As for the standup portion of it, CK and Burr were on the show too. They both tweeted about it after. @louisck: "in 27 years doing this, I've seen a handful of truly great, masterful standup sets. One was Tig Notaro last night at Largo." @billburr: "Just saw Tig Notaro at Largo...made me feel like I was an open miker. Absolute genius!" Would love to hear that set.

The power of dark places, even without laughs, is something I've seen at We're All Friends Here. When someone goes dark/sad/truthful, it can get tough to be funny. But it's a different kind of engagement. It's edge of your seat inducing. And when a line does puncture that tension, it's cathartic in a way that clever one-liners or jokes about bees can't be.

8/3/12

Chris Rock on being taped at "the gym"

Chris Rock says people taping shows is ruining standup for the big guys:

Q. You don’t think some kind of threshold has been crossed?

A. When you’re workshopping it, a lot of stuff is bumpy and awkward. Especially when you’re working on the edge, you’re going to offend. A guy like Tosh, he’s at the Laugh Factory. He’s making no money. He’s essentially in the gym. You’re mad at Ray Leonard because he’s not in shape, in the gym? That’s what the gym’s for. The sad thing, with all this taping and stuff, no one’s going to do stand-up. And every big stand-up I talk to says: “How do I work out new material? Where can you go, if I have a half an idea and then it’s on the Internet next week?” Just look at some of my material. You can’t imagine how rough it was and how unfunny and how sexist or racist it might have seemed. “Niggas vs. Black People” probably took me six months to get that thing right. You know how racist that thing was a week in? That’s not to be seen by anybody.

Q. What’s the solution?

A. Honestly, I’m just trying to figure out how I’m going to do it. ’Cause the few times I’ve gotten onstage and thought about touring, immediately, stuff’s on the Internet, I’m getting calls, and I’m like, this isn’t worth it. I saw “Dark Knight [Rises]” the other night, and Bruce Wayne’s walking into this party, and he presses a button, and no one’s camera works. If I find a comedy club where no one’s camera works, I’ll go. I’ll go back to comedy clubs when they get a real no-camera policy, the same way they did with smoking. But hey, they used to be the smokiest places in the world.


Totally get where Rock is coming from but I also wonder if this is like music industry execs complaining about people not buying music the same way they used to. Things change. Horse and buggy drivers probably weren't happy about cars. I bet novelists hate Twitter. Journalists are getting screwed by technology too.

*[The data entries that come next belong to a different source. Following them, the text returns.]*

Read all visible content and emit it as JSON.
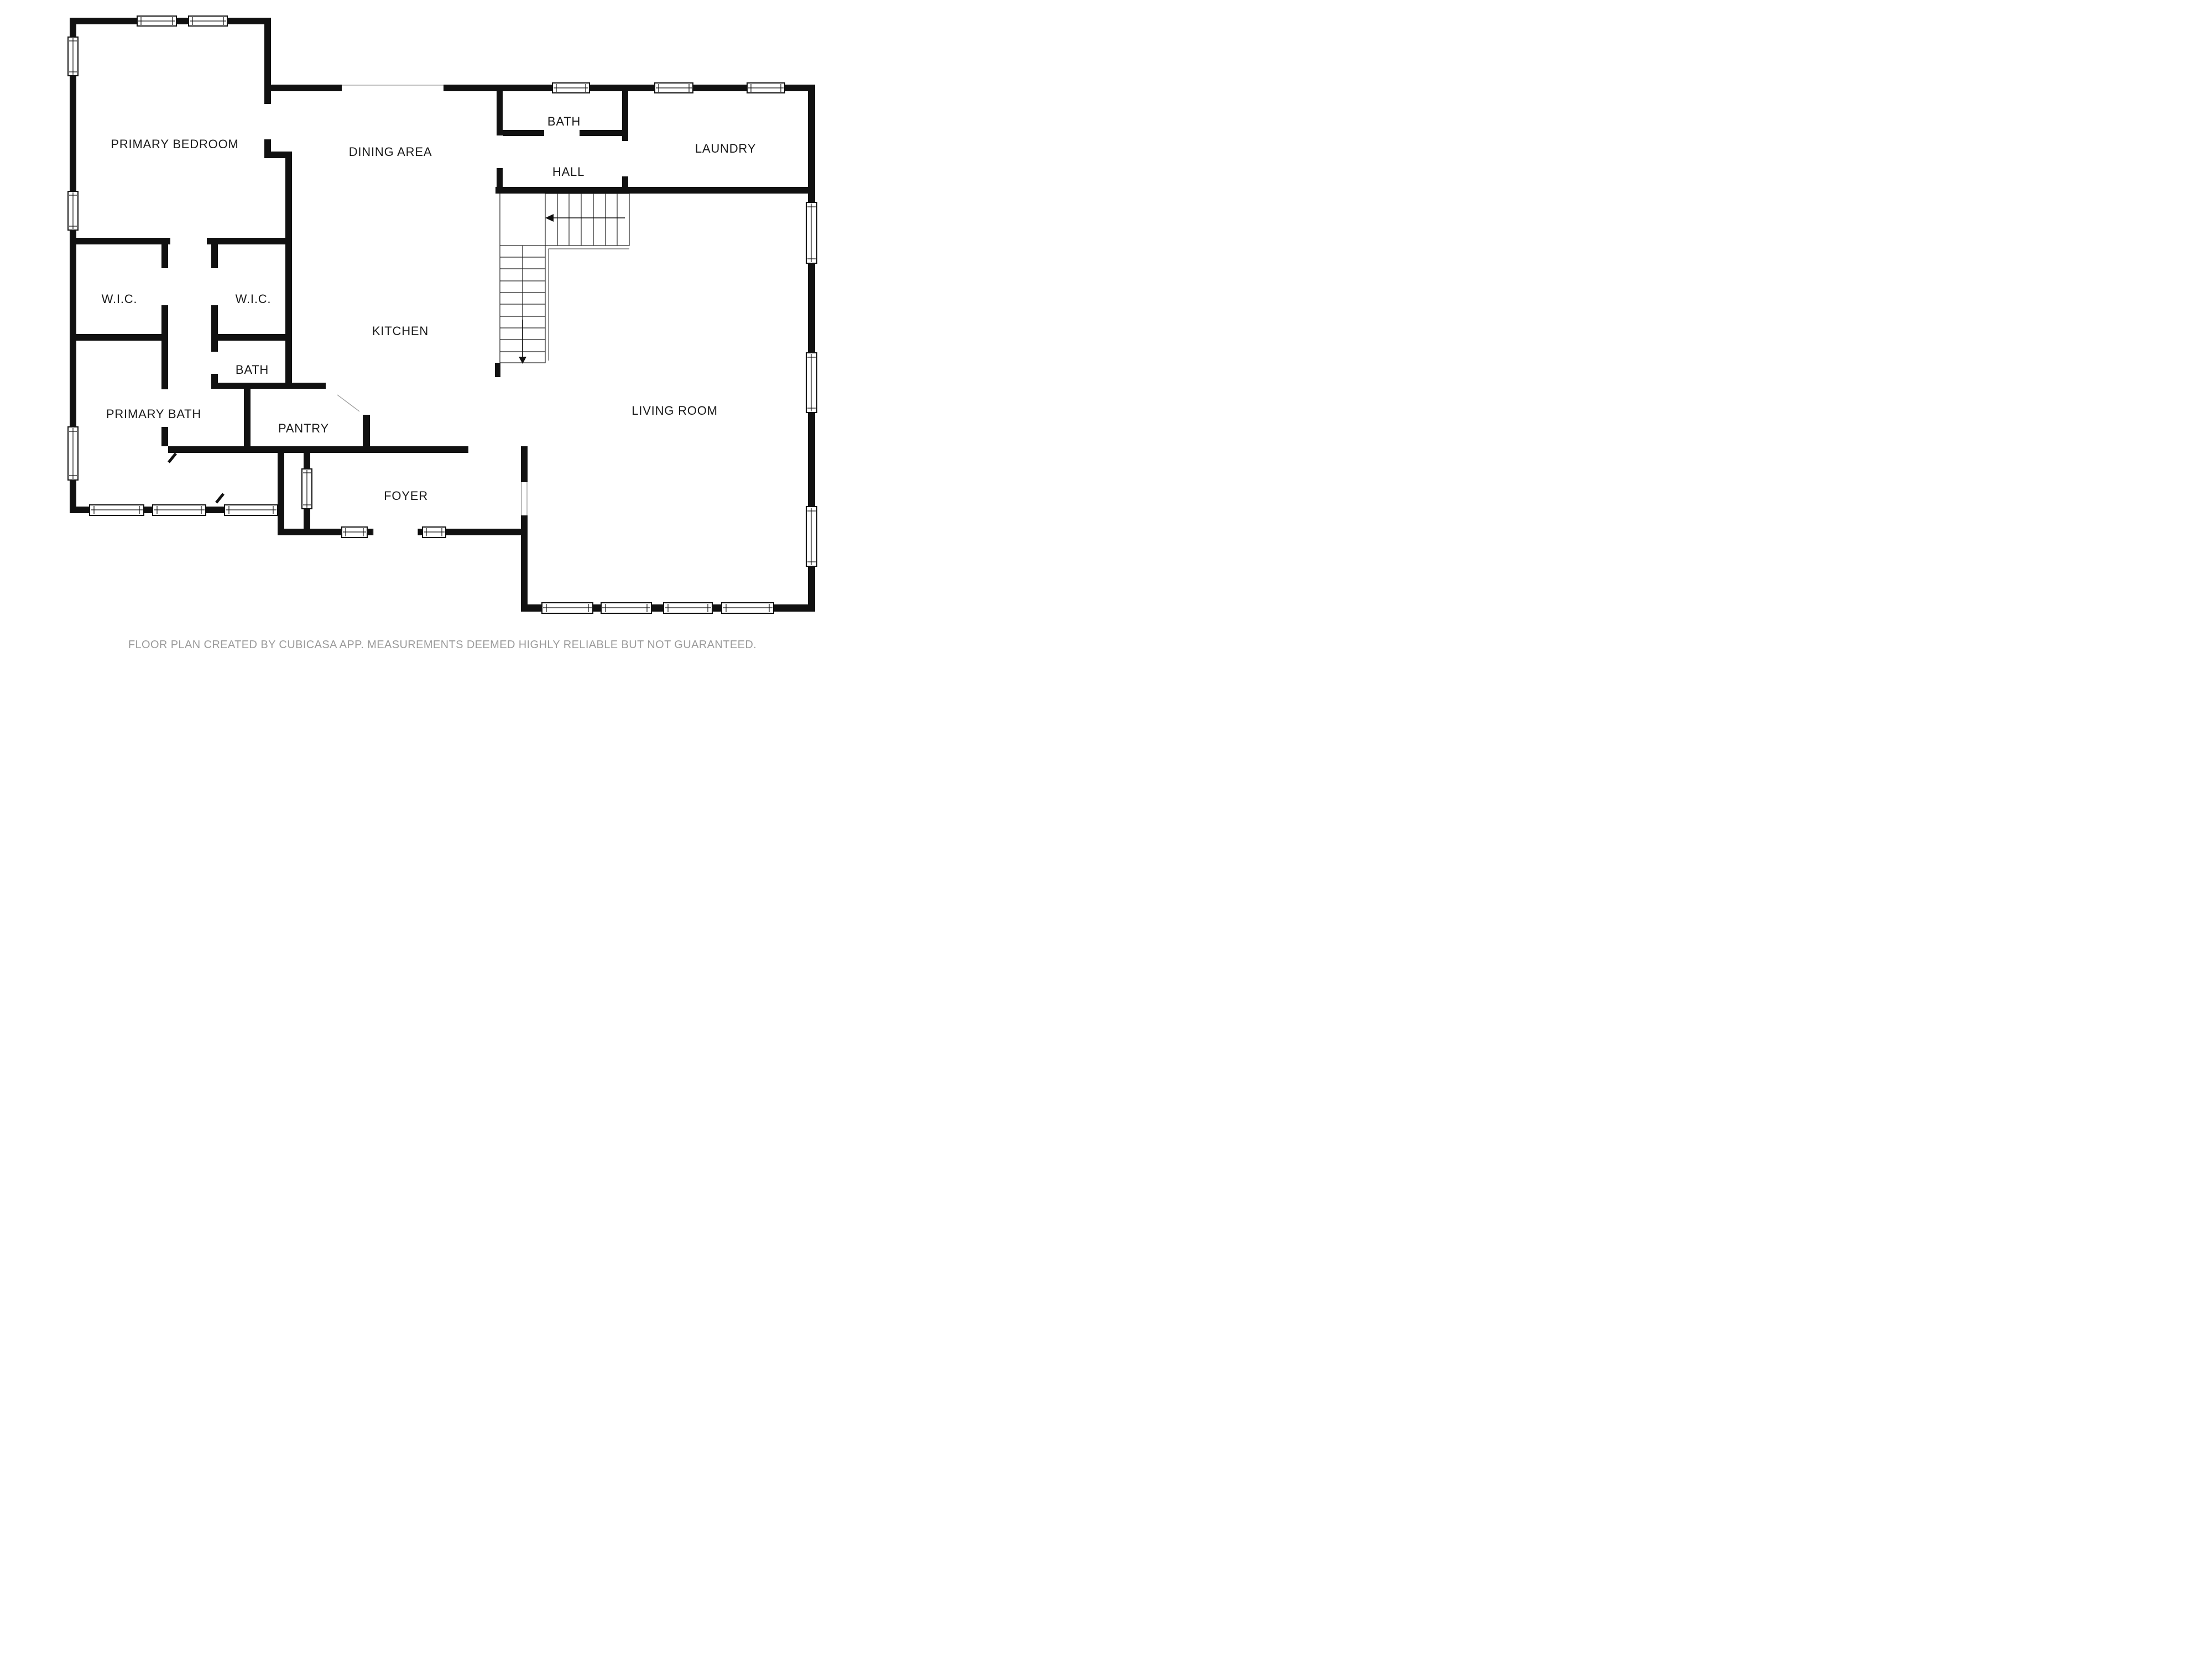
{
  "floor_plan": {
    "rooms": [
      {
        "id": "primary-bedroom",
        "label": "PRIMARY BEDROOM"
      },
      {
        "id": "dining-area",
        "label": "DINING AREA"
      },
      {
        "id": "bath-upper",
        "label": "BATH"
      },
      {
        "id": "hall",
        "label": "HALL"
      },
      {
        "id": "laundry",
        "label": "LAUNDRY"
      },
      {
        "id": "wic-left",
        "label": "W.I.C."
      },
      {
        "id": "wic-right",
        "label": "W.I.C."
      },
      {
        "id": "kitchen",
        "label": "KITCHEN"
      },
      {
        "id": "bath-middle",
        "label": "BATH"
      },
      {
        "id": "primary-bath",
        "label": "PRIMARY BATH"
      },
      {
        "id": "pantry",
        "label": "PANTRY"
      },
      {
        "id": "foyer",
        "label": "FOYER"
      },
      {
        "id": "living-room",
        "label": "LIVING ROOM"
      }
    ],
    "stairs": {
      "upper_run_direction": "left",
      "lower_run_direction": "down"
    },
    "colors": {
      "wall": "#111111",
      "room_label": "#1a1a1a",
      "opening_line": "#9c9c9c",
      "footer_text": "#9b9b9b",
      "background": "#ffffff"
    }
  },
  "footer": {
    "disclaimer": "FLOOR PLAN CREATED BY CUBICASA APP. MEASUREMENTS DEEMED HIGHLY RELIABLE BUT NOT GUARANTEED."
  }
}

I think the real question is what happens next. Maybe albums/specials go away. Maybe what really matters is what happens in that room that night. Maybe people turn over material every month instead of every year.

Does this mean a loss of craftsmanship and depth? Most likely. But that's happening everywhere else in society too. Why should standup be any different?

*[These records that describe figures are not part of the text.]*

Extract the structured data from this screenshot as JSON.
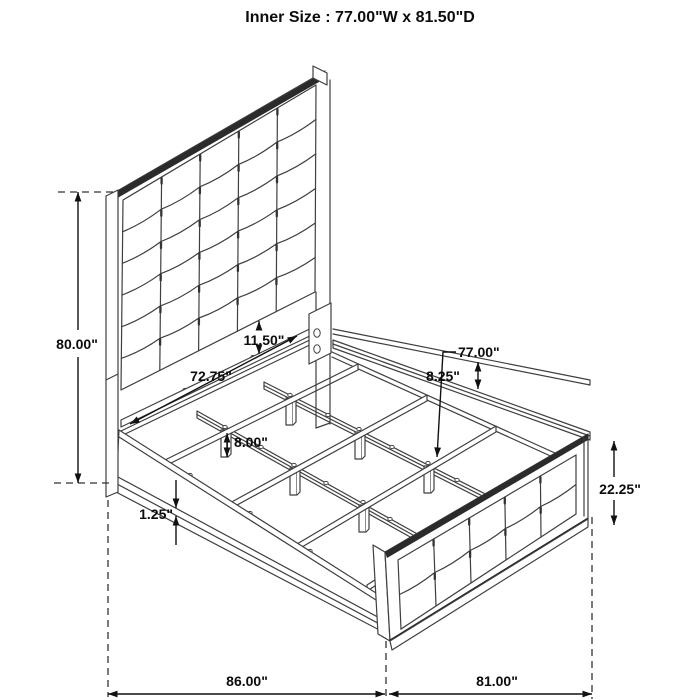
{
  "title": "Inner Size : 77.00\"W x 81.50\"D",
  "dimensions": {
    "headboard_height": "80.00\"",
    "headboard_panel_gap": "11.50\"",
    "head_rail_width": "72.75\"",
    "rail_to_slat_drop": "8.25\"",
    "slat_length": "77.00\"",
    "slat_leg_height": "8.00\"",
    "side_rail_lip": "1.25\"",
    "footboard_height": "22.25\"",
    "overall_depth": "86.00\"",
    "overall_width": "81.00\""
  }
}
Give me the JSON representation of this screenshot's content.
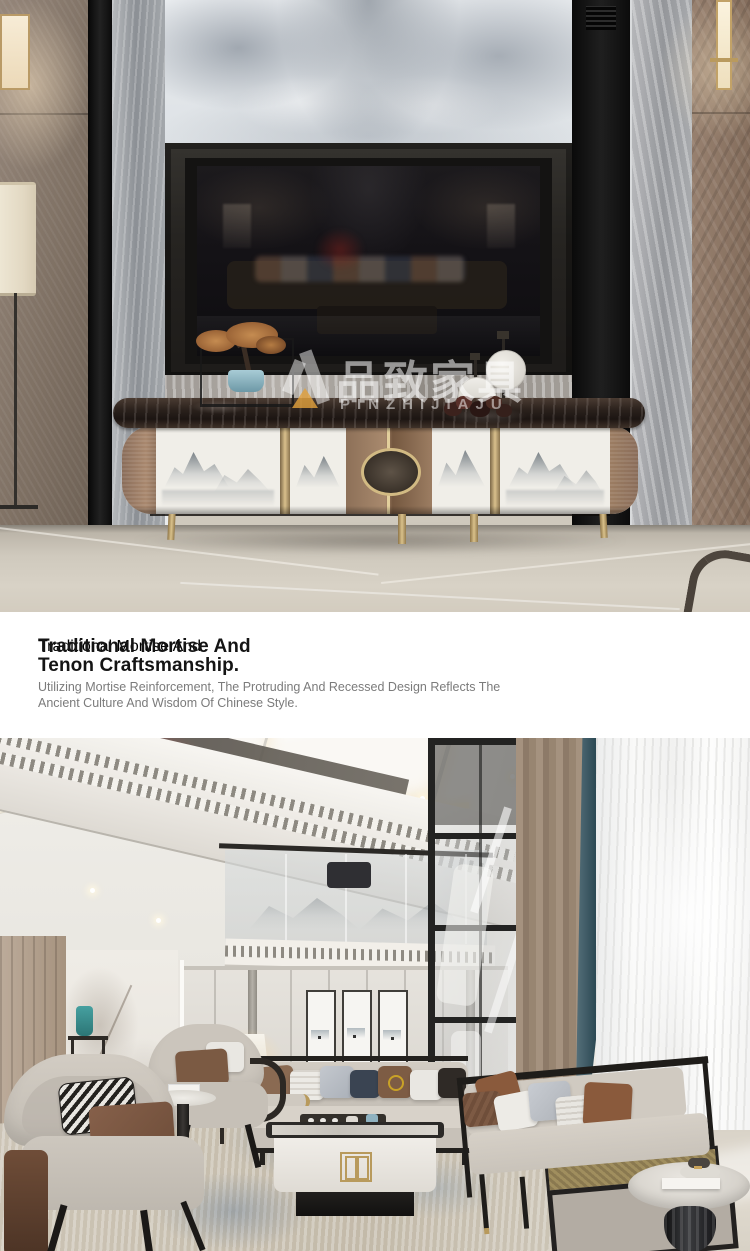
{
  "canvas": {
    "width": 750,
    "height": 1251
  },
  "brand_watermark": {
    "mark": "V",
    "name_cn": "品致家具",
    "name_en": "PINZHIJIAJU",
    "triangle_color": "#e0a03c",
    "text_color": "rgba(255,255,255,0.55)"
  },
  "feature_text": {
    "heading_lines": [
      "Traditional Mortise And",
      "Tenon Craftsmanship."
    ],
    "body_lines": [
      "Utilizing Mortise Reinforcement, The Protruding And Recessed Design Reflects The",
      "Ancient Culture And Wisdom Of Chinese Style."
    ],
    "heading_color": "#141414",
    "body_color": "#7b7b7b",
    "background": "#ffffff"
  },
  "palette": {
    "bronze_accent": "#a3846c",
    "gold_trim": "#cdb886",
    "dark_marble_top": "#241c18",
    "teal_curtain": "#2d4a55",
    "rug_blue": "#6e8aa8",
    "floor_beige": "#d5cfc4"
  }
}
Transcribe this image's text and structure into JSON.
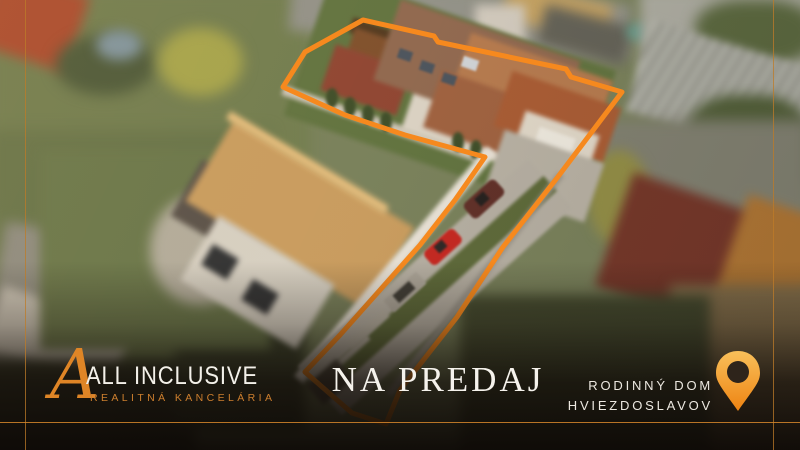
{
  "branding": {
    "monogram": "A",
    "agency_name": "ALL INCLUSIVE",
    "agency_tagline": "REALITNÁ KANCELÁRIA"
  },
  "listing": {
    "status_label": "NA PREDAJ",
    "property_type": "RODINNÝ DOM",
    "location": "HVIEZDOSLAVOV"
  },
  "overlay": {
    "outline_points": "283,87 305,52 363,20 434,36 438,42 566,69 571,77 622,92 557,178 503,247 457,317 400,390 386,424 352,413 305,372 340,335 380,290 420,245 455,200 485,157 405,135 345,115",
    "outline_color": "#F6891E"
  },
  "colors": {
    "accent_orange": "#F6891E",
    "frame_line_orange": "#BE7B28",
    "tagline_orange": "#CD7F2E",
    "text_white": "#F4F1EA"
  },
  "icons": {
    "location_pin": "map-pin",
    "monogram_icon": "letter-A-monogram"
  }
}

Also, it seems like it's mostly a problem for big-name standups. Little guys don't have to worry about being taped because no one gives a shit.

Also, how many people are really viewing these sets later? Are TONS of people watching shitty cellphone taped sets of Chris Rock or Louis CK or Daniel Tosh?

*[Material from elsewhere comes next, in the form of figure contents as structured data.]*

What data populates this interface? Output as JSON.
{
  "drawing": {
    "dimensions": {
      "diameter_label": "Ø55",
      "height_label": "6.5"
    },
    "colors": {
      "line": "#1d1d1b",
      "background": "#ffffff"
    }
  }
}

I get why it'd be bad if someone captures you saying something that gets blown up by the speech police. But Tosh's whole rape joke thing wasn't even taped. It was just that someone who was at the show wrote about it online. The genie's out of the bottle on this thing. Secrets are tough to keep these days.

I'm not saying taping shows is the right thing to do. Maybe there will be some sort of technology that blocks cellphone use at clubs in the future. (Man, that sounds great.) But if it ain't something that can really be stopped, the next step is to ask, "What are we gonna do about it?"